03/08/2014 - Big Creek Lake Pollution

Out of sight, out of mind. You may be indifferent about trash floating in urban waterways of low income neighborhoods but don't think it can't affect you. Mobile's policy of ignoring stormwater litter can affect everyone. Here are some photos from Big Creek Lake which is Mobile's drinking water supply taken this past week.

Picture yourself in an office around a water cooler. Visualize the unusually huge water cooler reservoir being clear glass. In the water cooler is litter - pill bottles, syringes, condoms, rusted spray cans containing who knows what, acetone cans, acid containing batteries, lighters, gasoline containers, etc. You can probably imagine how office workers would react seeing what they had to drink out of, even if the cooler had an end filter. 

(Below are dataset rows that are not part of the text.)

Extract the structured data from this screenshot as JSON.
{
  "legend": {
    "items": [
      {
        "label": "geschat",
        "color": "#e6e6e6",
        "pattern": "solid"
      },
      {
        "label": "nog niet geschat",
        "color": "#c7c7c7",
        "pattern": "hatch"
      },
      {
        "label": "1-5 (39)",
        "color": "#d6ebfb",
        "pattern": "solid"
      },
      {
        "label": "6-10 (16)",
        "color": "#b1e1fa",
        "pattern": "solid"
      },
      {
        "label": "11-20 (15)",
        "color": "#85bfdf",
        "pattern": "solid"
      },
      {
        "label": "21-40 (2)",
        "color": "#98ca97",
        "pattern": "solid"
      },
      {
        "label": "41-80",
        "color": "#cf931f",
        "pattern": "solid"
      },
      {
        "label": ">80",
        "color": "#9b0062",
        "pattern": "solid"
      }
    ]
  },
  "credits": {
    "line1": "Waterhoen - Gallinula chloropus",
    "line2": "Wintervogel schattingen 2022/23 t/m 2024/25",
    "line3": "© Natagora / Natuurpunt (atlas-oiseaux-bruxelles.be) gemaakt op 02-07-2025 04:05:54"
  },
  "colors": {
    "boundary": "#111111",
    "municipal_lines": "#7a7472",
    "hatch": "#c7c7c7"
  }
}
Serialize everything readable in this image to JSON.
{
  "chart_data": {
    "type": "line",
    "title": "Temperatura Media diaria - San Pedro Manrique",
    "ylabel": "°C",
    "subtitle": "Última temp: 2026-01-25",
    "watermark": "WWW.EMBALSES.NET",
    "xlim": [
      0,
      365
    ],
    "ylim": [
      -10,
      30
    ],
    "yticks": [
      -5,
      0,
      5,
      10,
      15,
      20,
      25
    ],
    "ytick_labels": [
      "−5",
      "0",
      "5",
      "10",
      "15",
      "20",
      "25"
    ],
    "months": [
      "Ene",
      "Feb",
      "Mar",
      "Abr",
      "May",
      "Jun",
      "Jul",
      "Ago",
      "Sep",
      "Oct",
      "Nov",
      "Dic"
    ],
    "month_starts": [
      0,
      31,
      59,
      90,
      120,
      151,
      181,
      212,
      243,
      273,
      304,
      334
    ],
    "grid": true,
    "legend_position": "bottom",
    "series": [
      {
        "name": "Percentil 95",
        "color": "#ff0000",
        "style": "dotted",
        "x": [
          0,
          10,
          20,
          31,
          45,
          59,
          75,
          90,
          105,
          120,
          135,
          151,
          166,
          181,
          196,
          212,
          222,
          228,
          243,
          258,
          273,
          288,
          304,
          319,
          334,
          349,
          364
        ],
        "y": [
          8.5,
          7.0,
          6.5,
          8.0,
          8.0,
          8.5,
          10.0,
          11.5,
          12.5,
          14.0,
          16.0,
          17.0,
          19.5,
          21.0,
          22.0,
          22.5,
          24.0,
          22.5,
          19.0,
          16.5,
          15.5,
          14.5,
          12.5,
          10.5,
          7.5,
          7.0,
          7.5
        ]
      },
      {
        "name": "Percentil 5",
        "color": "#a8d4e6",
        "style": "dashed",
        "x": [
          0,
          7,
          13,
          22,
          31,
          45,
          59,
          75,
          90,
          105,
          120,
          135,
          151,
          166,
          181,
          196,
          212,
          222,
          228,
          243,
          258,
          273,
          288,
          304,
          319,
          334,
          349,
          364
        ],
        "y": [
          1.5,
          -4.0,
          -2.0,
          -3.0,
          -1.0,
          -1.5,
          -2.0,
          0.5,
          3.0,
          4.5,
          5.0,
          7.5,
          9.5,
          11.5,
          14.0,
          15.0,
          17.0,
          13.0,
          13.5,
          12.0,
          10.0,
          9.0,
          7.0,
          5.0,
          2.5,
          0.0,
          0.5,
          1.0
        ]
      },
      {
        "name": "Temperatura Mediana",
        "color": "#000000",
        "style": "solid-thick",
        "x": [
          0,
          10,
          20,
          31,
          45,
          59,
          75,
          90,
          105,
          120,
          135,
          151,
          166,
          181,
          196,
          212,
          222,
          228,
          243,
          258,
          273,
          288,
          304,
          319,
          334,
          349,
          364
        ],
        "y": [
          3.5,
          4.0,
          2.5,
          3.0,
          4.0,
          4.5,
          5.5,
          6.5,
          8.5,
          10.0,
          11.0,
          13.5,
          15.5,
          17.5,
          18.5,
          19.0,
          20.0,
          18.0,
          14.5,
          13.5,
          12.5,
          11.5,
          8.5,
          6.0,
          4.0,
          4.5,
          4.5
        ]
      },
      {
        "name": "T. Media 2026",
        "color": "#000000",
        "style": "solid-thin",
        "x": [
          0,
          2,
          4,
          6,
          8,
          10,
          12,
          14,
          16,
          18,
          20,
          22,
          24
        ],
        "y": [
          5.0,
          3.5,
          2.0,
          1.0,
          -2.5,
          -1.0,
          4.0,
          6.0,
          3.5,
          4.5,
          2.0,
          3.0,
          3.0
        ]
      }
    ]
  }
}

If office environments would not tolerate garbage floating in a public water cooler, why is Mobile Area Water and Sewer System , Mobile Baykeeper, Mobile Bay National Estuary Program, Alabama Department of Environmental Management, the City of Mobile and others STILL ignoring the unmonitored garbage floating in Mobile's public water supply called Big Creek Lake, which I've complained to Mobile Area Water and Sewer System about for the past two years?


What is in your drinking water supply Mobile? Unmonitored garbage, some of which could be hazardous to your health.


When that multi-lane US Highway 98 is ever finished above Big Creek Lake, motorist litter is going to result in a even more trash entering Mobile's drinking water lake that the city or county doesn't bother to clean, even once a year.